By far the most well-known species of honey bee is Apis mellifera, or the European honey bee, which is native to parts of Europe, the Middle East, and Africa, and has been brought around the globe over the last few centuries to serve as the world’s most important agricultural pollinator and honey producer. The reason European honey bees are such fantastic pollinators is that they are exceptionally loyal to a plant species and will recruit other bees in the hive to collectively pollinate a single tree before moving on. They have powerful memories to navigate their surroundings and intricate systems to communicate with one another. This is the species that is responsible for pollinating 1/3 of all the food we eat globally and producing most of the world’s honey that we enjoy. Today there are over 80 million Apis mellifera hives worldwide.

But the story of bees does not end there! There are over 20,000 native bee species globally, each unique in shape, color, behavior, habitat, and family structure. Some are smaller than a grain of rice, some make homes out of leaves and mud, some are bright blue! The diversity and curiosity of this family of native bees is truly mind boggling. New native bee species are being named to science regularly, as we learn more about the world’s delicate native ecosystems and the important role native bees play in these environments. These highly specialized insects are closely evolved to pollinate native flowering plants and play a critical role in pollinating our native ecosystems globally. Bees are truly an indicator species for a healthy landscape and an intact environment.

About 75% of global plant species require an insect- mostly a variety of bees- to move their pollen from one plant to another to effect pollination and many farmers rely on a diversity of bees to pollinate their produce. Incredibly, natural pollination by the right type of bee improves the quality of the crop, from its nutritional value to its shelf life! The global economic value of pollination by these diverse insects is between $235 and 577 billion dollars USD annually.

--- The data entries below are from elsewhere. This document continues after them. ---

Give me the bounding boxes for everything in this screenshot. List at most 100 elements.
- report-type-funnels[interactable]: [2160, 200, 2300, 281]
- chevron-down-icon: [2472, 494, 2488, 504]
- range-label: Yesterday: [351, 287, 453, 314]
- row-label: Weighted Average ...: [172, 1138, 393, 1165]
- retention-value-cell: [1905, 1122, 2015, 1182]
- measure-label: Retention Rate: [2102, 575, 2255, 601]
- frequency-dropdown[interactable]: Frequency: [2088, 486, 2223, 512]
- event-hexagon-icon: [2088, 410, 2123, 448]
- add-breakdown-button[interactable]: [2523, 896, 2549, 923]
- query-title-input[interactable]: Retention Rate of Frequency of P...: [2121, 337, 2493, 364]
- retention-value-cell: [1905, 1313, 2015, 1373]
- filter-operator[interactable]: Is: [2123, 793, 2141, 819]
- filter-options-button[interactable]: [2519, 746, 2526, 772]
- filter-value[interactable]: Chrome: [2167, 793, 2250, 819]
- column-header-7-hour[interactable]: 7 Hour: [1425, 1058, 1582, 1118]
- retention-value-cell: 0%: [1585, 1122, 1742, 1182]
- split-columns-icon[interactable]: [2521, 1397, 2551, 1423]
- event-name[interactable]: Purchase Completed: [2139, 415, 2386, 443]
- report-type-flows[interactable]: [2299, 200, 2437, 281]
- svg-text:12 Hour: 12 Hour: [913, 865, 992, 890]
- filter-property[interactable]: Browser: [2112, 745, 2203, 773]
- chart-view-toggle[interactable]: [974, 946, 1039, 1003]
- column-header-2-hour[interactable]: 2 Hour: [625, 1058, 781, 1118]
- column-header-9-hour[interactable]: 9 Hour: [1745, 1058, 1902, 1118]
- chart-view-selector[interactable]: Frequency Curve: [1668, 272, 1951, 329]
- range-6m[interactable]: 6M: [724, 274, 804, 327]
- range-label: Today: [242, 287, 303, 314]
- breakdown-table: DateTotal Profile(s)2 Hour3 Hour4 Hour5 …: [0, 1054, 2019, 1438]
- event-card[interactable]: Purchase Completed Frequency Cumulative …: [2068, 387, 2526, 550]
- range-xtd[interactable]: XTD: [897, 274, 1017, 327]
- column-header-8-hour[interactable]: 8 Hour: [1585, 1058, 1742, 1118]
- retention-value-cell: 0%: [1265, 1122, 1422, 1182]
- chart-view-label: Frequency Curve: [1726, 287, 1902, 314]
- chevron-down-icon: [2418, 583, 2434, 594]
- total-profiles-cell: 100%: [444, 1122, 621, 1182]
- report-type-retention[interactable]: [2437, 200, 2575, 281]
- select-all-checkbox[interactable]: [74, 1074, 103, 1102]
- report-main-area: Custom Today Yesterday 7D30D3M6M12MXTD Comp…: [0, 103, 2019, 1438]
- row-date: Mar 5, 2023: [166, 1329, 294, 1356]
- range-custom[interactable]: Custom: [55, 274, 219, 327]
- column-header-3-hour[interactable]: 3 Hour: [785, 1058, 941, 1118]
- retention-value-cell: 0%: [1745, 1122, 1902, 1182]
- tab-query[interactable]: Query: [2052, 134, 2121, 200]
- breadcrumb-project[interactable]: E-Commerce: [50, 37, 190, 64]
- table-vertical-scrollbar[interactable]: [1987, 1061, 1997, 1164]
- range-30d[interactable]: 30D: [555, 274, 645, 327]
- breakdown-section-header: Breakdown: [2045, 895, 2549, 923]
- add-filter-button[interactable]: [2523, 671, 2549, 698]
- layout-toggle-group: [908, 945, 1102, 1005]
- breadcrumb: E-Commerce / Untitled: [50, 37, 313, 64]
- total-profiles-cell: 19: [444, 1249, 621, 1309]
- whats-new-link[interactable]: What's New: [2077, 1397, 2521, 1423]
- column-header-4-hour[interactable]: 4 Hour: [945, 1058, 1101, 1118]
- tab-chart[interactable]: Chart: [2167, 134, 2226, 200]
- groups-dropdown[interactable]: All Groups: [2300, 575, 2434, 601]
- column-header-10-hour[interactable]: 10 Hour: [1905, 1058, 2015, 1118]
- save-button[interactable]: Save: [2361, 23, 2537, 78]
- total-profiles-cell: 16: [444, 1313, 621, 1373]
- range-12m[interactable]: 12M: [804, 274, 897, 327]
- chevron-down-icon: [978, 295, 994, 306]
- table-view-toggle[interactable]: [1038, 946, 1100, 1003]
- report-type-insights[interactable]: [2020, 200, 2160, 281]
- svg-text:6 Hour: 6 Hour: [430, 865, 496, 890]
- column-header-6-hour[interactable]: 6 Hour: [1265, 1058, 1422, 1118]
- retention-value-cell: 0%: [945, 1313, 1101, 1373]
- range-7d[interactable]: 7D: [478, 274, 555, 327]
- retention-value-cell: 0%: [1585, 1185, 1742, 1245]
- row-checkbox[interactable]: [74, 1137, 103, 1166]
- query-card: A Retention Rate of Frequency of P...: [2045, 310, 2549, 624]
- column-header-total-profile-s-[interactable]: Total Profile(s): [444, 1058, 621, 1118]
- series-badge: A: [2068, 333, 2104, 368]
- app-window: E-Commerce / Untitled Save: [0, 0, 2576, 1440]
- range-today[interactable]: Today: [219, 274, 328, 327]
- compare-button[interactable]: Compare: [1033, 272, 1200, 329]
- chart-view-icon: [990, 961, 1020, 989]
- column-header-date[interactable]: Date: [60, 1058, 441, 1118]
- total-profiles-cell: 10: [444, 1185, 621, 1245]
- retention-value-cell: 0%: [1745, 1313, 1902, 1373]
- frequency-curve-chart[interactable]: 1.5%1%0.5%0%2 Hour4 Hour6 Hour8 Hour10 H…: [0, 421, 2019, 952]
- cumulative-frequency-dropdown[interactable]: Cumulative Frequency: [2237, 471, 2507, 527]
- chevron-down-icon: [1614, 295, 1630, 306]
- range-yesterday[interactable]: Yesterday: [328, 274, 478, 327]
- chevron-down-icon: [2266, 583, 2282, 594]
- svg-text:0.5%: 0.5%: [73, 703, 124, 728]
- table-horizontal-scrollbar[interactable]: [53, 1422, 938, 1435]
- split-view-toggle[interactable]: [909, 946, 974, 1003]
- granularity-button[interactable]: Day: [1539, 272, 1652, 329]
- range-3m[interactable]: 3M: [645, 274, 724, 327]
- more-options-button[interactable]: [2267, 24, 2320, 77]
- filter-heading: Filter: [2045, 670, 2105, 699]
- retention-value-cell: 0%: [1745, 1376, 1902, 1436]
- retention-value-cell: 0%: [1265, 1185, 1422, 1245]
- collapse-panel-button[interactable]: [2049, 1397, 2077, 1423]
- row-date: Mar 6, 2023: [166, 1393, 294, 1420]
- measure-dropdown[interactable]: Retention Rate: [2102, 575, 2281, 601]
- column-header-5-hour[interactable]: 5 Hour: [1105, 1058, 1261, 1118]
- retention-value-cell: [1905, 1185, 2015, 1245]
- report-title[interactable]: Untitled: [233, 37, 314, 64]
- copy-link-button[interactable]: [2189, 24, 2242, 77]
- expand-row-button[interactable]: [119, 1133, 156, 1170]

Many native bees live and operate very differently to their honey bee counterparts. They are often solitary bees that live in small family units of a few dozen individuals, most do not produce honey, and many do not sting. Many native bees are pollen specialists meaning that they only use pollen from one species or genus of plants, so if that plant or habitat is no longer available in the environment, that bee is threatened, and if the plant is not pollinated then that plant species is also threatened. These relationships illustrate how delicate the links and connections of native ecosystems truly are and how important it is to conserve and protect both the insect pollinators and the larger plant habitat that they visit.

Unfortunately, native bees are understudied and under-protected overall and like their honey bee counterparts, are also under threat from loss of habitat and diverse forage (food) sources, harmful pesticide use, parasites & diseases, and the effects of climate change.

The good thing is that slowly the world is waking up to the importance of these small but mighty creatures. We all have a deeply personal reason to care about and help protect bees: we eat food! It is a misnomer that we would not survive without bees, we would still have wind and water pollinated food crops like corn and wheat, but these are largely foods lacking in important vitamins, minerals, and vibrant colors. Without bees we would not have most fruits, vegetables, and nut crops, staple favorites like coffee & chocolate, and would also miss cotton to make our clothing, and alfalfa and clover to raise our dairy and meat.